PALMA DE MELO – UM TESTEMUNHO
Há arquitectos de cuja obra se pode falar com apreço e admiração sem atendermos às características da sua personalidade ou até sem conhecermos a pessoa. Não é o meu caso em relação a Cândido Palma de Melo. Originários ambos de boa cepa de 22, colegas na antiga Escola (ainda não superior) de Belas Artes, temos percursos profissionais distintos, ainda que com coincidências, mas mantendo ao longo da vida uma amizade e cumplicidade constantes. Desde os momentos altos da vida associativa até aos breves encontros de rua, estar com o Palma é sempre uma ocasião de alegre camaradagem. E como desde sempre tenho verificado que isto não sucede apenas comigo, apenas posso concluir que o motivo de tal acontecer está nele – na sua afectividade jovial, no seu optimismo invencível, na sua generosidade a toda a prova. E estes traços do seu carácter não podem deixar de revelar-se no seu trabalho.
Discípulo de Keil do Amaral e companheiro de atelier durante décadas de Artur Pires Martins – referências de primeiro plano em termos de talento, ética profissional e estudo consciencioso dos projectos – Palma de Melo tem sabido conjugar tudo isso com notável constância. Atento às questões formais sem as quais não há arquitectura, acredito que nunca deixa de se preocupar com os utentes, com aqueles que irão utilizar os espaços que lhe vai cabendo conceber e construir – enfim, com as pessoas.
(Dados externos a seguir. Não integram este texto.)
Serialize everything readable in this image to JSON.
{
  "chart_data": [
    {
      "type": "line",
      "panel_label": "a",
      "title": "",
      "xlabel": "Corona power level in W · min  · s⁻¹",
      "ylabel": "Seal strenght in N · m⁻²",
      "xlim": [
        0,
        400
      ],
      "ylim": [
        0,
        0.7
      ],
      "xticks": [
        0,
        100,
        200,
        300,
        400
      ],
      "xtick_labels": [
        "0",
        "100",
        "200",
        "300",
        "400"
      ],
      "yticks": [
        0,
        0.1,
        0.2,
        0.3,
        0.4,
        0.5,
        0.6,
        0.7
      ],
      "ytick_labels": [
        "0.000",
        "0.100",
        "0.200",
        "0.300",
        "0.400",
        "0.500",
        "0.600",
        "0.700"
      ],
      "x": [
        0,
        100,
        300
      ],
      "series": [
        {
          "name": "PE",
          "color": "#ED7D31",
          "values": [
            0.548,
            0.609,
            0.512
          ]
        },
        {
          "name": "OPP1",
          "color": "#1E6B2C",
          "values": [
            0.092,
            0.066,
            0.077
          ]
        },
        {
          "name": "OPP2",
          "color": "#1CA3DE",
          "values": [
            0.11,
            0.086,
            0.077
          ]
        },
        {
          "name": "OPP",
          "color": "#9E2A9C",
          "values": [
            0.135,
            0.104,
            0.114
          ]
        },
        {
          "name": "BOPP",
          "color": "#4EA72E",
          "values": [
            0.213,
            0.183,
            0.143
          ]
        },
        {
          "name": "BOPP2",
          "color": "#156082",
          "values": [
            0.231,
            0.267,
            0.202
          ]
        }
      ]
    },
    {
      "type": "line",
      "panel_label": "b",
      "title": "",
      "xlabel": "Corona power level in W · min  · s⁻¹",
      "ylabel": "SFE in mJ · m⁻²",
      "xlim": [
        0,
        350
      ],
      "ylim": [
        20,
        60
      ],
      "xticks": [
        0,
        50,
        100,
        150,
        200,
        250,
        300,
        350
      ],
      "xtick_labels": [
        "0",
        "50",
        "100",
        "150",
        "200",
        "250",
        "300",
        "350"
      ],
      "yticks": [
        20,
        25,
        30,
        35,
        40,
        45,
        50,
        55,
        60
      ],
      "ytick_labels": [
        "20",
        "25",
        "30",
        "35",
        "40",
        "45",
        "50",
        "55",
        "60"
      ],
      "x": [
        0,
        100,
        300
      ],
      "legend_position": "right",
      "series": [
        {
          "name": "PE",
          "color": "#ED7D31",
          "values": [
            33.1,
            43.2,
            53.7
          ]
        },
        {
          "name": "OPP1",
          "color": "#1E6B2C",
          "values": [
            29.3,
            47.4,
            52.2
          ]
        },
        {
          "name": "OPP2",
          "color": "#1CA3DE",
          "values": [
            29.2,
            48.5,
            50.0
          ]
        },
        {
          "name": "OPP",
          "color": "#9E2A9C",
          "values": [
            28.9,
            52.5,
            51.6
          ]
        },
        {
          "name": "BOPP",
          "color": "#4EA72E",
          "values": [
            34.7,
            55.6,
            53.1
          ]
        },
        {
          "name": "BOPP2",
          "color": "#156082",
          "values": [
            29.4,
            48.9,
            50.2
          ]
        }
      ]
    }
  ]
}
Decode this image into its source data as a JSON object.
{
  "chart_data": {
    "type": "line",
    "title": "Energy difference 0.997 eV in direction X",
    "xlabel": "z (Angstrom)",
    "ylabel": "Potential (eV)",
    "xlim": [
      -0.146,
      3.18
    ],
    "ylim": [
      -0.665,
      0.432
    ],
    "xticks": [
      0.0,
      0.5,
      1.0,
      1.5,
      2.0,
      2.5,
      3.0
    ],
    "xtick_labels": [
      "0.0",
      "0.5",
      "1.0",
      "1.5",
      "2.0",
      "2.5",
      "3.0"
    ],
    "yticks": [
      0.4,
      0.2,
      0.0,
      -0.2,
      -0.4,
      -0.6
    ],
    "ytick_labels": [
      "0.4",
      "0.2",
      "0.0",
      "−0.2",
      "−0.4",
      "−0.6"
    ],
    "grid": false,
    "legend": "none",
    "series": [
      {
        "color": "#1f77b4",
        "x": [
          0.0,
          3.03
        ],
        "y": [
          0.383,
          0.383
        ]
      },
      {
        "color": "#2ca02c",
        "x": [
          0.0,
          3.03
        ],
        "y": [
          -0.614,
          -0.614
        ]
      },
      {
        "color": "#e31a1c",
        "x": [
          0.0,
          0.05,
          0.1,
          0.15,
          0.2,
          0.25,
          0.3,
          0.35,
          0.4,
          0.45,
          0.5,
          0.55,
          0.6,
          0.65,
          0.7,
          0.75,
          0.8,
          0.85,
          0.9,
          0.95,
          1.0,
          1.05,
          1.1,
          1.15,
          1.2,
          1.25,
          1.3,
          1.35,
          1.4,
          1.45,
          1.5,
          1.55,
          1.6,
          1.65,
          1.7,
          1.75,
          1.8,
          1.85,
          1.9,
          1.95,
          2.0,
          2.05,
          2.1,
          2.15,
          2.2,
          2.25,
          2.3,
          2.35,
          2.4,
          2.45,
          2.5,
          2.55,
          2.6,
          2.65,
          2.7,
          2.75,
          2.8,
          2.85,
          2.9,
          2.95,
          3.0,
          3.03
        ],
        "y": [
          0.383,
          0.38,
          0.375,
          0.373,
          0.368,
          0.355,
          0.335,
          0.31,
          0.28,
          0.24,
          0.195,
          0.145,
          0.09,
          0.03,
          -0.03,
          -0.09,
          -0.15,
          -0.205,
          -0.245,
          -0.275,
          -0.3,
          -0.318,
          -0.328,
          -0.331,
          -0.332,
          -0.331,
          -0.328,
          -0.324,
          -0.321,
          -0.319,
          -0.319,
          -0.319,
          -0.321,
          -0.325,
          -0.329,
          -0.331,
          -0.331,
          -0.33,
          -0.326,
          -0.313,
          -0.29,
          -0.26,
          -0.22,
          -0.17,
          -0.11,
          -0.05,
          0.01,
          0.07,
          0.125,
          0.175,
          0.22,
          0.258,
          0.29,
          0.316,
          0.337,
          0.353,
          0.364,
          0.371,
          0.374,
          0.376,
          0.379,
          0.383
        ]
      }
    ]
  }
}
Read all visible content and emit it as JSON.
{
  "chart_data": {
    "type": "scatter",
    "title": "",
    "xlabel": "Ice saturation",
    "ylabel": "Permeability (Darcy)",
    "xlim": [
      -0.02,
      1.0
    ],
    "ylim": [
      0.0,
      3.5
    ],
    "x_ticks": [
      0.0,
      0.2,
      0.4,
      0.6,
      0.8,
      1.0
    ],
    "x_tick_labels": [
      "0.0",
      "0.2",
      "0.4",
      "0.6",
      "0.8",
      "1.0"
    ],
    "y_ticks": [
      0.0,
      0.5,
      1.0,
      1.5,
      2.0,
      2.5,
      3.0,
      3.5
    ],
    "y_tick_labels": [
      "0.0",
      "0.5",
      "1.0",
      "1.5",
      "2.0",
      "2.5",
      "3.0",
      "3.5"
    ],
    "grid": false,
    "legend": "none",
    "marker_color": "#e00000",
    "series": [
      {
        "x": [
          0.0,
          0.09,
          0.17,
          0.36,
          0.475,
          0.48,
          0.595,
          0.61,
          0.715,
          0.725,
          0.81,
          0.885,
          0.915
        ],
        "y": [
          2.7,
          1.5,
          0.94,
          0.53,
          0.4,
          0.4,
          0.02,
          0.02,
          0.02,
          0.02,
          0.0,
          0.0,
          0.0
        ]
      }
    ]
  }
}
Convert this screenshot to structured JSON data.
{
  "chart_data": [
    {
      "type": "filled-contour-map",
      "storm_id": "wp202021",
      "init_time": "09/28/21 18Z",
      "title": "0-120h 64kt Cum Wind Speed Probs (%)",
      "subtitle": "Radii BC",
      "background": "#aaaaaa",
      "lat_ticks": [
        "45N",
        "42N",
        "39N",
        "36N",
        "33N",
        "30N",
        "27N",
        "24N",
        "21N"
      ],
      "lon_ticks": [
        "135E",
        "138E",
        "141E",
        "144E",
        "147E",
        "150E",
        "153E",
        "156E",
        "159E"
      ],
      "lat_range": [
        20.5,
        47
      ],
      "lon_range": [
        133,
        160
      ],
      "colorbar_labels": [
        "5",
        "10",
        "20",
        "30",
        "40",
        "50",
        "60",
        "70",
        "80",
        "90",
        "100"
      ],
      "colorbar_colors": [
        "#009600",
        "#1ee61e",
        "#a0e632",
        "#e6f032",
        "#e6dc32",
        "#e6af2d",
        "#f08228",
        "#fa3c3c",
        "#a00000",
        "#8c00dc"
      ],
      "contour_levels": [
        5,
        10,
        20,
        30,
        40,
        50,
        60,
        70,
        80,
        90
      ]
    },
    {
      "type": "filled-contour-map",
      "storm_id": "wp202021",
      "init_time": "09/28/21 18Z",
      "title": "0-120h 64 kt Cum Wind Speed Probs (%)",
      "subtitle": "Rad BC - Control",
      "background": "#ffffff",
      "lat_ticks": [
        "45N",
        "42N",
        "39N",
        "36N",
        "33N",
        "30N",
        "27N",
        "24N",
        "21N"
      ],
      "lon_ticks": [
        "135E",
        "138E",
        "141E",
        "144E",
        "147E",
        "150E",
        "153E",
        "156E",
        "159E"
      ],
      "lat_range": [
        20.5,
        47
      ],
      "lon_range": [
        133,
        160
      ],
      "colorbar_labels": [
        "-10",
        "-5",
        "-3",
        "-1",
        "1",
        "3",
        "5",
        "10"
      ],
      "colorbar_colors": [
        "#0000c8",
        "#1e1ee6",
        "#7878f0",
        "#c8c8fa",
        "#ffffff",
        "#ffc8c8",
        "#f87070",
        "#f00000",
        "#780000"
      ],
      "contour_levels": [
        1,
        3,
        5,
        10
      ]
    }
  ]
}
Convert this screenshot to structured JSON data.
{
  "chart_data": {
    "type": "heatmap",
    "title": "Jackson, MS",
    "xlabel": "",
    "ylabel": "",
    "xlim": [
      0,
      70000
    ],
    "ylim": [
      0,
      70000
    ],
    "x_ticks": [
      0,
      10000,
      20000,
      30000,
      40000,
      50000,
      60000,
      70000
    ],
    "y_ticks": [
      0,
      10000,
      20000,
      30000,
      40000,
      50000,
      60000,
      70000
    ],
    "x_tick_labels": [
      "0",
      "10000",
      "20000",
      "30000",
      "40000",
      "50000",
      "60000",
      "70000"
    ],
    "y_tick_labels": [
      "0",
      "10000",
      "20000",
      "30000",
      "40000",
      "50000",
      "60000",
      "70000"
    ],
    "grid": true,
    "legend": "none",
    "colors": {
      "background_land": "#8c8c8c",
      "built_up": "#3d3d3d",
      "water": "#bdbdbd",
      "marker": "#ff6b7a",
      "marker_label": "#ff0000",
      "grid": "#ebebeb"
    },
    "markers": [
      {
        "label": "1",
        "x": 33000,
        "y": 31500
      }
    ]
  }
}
Atento por isso às especificações de cada programa, aquilo a que a nossa geração chamava exigências funcionais e que hoje estão um tanto fora de moda a favor de uma por vezes obsessiva procura de formas.
É neste quadro que encontra lugar o importante papel de Palma de Melo na introdução em Portugal de normas tendentes à universalidade de direitos de mobilidade no espaço construído. Ao longo dos anos, este arquitecto, quer através de propostas regulamentares, quer por uma acção persistente de sensibilização dos colegas, não deixou de lutar para que aquele objectivo fosse conseguido. E se razões familiares poderão ter sido o impulso inicial desta acção, atrevo-me a a dizer que a alimentá-la constantemente tem estado o seu “espírito casapiano”. Afinal, ainda o mesmo interesse pelas pessoas e pelos direitos de todos.
Se a isto faço referência é porque, não só a homenagem que se presta a Palma de Melo tem por quadro o seu interessante trabalho para o Centro de Apoio Comunitário – e por isso vem a propósito – mas também porque tive ocasião de encontrar pela vida fora alguns outros casapianos de que recebi lições de comportamento e camaradagem que a memória não deixa apagar.
PEREIRA, Nuno Teotónio. “Palma de Melo: um testemunho”. Original impresso, out. 2000, 2 p.
Por ocasião da exposição sobre o arquitecto Cândido Palma de Melo
CÂNDIDO PALMA TEIXEIRA DE MELO (1922-2003). Arquiteto.